1回表、松戸JSLホワイトレイズは1番・斎藤瑠璃子選手(6年生)が安打で出塁すると、すかさず片桐選手の犠打で先制の走者を得点圏に進める。ここで、春の打率.667の岩田咲良選手(5年生)、同じく.588の森川遥選手(6年生)が連続三塁打を放つなど、一挙4点を挙げて主導権を握る。

春の大会同じく岩田が先制の適時打を放つ-Journal-ONE撮影
しかし掛川桔梗女子ソフトもその裏、長打と機動力を絡めてすぐさま3点を返すという激しい点の取り合いとなった。
その後は、掛川桔梗ソフトの横山桜音乃(うたの)投手、松戸JSLホワイトレイズの田邉彩夏投手の要所を締める投球に、守備陣も手堅い守備でバックアップ。「春の大会でのエラーが悔しくて、一生懸命練習した」と話した齋藤瑠璃子選手(6年生)も、難しいショートゴロを捌くなど“心友(齋藤選手いわく)”であるチームメイトのために懸命のディフェンスを見せた。

春の課題を克服し好守を見せた齋藤-Journal-ONE撮影
互いに走者は出すものの、得点が動かない状況となった4回表、松戸JSLホワイトレイズは2死一、二塁から4番の森川選手が試合を決める適時打を放つ。「緊張はありましたが、絶対に強く打つ!という気持ちでバッターボックスに立ちました」と試合後に話した通り、自分の力を信じて思い切り振り抜いたバットで勝利を引き寄せる。

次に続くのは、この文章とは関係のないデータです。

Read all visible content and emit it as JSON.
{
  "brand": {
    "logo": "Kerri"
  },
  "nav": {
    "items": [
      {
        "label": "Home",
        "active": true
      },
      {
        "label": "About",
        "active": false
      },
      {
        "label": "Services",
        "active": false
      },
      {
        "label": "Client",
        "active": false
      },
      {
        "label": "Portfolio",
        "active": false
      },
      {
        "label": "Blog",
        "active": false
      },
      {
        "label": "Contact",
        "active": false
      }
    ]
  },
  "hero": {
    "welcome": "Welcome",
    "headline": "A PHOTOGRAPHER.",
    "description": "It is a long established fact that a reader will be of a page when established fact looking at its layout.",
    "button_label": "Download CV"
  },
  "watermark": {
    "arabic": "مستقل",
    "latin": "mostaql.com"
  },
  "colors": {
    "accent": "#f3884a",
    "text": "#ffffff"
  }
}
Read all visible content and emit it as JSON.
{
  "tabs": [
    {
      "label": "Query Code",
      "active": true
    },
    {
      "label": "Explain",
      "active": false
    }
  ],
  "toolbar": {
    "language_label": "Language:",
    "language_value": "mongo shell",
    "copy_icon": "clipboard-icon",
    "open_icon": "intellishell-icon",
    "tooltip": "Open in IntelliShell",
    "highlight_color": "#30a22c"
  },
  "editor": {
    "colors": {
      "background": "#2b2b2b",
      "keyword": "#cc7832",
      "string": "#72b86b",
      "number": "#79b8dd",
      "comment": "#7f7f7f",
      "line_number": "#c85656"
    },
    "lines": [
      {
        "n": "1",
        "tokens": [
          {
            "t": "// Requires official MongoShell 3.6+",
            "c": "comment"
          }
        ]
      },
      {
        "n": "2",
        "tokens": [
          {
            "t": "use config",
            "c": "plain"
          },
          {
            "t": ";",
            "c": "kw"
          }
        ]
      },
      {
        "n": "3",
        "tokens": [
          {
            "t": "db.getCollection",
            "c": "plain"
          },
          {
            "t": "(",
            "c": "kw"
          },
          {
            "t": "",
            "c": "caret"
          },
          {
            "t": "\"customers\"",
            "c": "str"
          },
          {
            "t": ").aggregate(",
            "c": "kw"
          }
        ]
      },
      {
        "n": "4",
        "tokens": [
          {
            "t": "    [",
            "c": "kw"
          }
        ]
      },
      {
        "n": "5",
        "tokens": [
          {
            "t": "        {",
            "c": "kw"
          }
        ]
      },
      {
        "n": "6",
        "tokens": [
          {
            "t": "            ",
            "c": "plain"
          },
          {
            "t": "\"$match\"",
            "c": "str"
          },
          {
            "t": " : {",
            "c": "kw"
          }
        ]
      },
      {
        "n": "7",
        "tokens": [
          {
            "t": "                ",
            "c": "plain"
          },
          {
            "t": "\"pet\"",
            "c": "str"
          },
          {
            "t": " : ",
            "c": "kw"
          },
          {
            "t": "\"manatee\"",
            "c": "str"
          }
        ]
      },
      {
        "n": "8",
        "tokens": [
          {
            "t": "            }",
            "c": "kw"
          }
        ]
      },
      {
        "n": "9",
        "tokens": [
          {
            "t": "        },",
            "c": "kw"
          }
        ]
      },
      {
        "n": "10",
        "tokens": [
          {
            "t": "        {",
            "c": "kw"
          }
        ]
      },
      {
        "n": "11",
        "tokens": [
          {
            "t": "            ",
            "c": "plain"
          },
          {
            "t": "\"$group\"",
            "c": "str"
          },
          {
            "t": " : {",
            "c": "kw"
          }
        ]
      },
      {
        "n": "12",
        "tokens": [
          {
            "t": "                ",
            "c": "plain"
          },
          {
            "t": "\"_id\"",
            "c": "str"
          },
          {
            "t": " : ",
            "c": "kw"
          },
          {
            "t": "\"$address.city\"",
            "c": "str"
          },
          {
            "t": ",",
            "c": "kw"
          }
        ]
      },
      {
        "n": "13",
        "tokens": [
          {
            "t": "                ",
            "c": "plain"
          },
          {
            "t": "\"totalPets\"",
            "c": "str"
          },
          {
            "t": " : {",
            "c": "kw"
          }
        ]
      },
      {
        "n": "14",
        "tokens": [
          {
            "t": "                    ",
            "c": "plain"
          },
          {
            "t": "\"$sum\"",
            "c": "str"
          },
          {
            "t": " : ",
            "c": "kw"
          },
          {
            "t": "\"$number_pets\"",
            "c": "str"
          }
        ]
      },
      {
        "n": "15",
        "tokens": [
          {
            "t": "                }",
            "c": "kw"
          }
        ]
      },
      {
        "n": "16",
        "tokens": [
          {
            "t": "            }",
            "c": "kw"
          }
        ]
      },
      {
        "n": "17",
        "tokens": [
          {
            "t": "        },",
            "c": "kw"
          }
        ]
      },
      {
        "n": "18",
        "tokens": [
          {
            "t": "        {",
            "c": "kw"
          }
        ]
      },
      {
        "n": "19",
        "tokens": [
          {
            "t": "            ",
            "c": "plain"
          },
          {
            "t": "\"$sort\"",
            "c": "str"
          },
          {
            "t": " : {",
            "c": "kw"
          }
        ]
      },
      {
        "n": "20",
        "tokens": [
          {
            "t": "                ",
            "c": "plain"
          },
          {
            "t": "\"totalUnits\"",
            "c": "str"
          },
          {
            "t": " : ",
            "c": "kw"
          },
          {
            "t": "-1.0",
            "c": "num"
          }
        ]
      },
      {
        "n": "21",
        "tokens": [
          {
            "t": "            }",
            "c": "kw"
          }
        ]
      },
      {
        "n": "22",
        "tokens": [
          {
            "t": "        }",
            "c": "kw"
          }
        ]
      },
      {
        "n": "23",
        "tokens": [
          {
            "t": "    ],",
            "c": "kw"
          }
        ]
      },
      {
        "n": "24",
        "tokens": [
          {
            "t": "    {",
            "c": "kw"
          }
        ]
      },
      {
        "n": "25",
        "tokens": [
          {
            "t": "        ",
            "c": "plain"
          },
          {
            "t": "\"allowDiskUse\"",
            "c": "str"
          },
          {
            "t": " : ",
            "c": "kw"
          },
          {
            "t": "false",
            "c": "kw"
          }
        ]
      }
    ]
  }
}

主砲・森川が試合を決める適時打を放ち自らも生還-Journal-ONE撮影
結局、この回3点を加えて流れを引き寄せた松戸JSLホワイトレイズが、粘る掛川桔梗女子ソフトの反撃を押出し死球の1失点に抑えて8-4で勝ち切り二回戦へと駒を進めた。
152cmが変えたチーム勢力図
春の全国大会に出場した全40チーム中、春夏連続出場を果たしたのは25チーム。僅か4カ月ほどの間に成長を遂げた17チームが、各地域の予選で春の覇者を破り夏の全国大会の切符をもぎ取った。
子供たちの成長は突然やってくる。身長が伸びるなどフィジカルが強くなる選手はもちろんだが、精神的な成長を遂げた選手たちがチームをより成熟させていくのだ。この結果、今夏の全国大会は春を逃したチームがベスト4に3チーム入るなど、チーム勢力図が変わっていた。
この勢力図、実は選手個々の成長によるものばかりではない。春の全国大会まで10.67mであった投球距離が、その後12.19mに変更されたため、攻撃力に秀でたチームに有利となったことも影響している。
マウンドからの距離が15%も遠くなったため、速球を武器としていた投手がピンチを三振で切り抜ける確率は下がり、低めに制球されたと思われたボールがショートバウンドして捕手が後逸するというシーンも良く見られた。
好敵手との接戦へ
小林監督が「死のブロックで最大のヤマ」と予想していた“上沖ブルースターズ(埼玉県)”との2回戦に臨んだ松戸JSLホワイトレイズ。春の大会、28回1/3を投げて55の三振を奪ったエース・田邊彩夏投手(6年生)が、初戦の掛川桔梗女子ソフト打線にミートを許す試合展開で勝ち上がったことが気にかかる。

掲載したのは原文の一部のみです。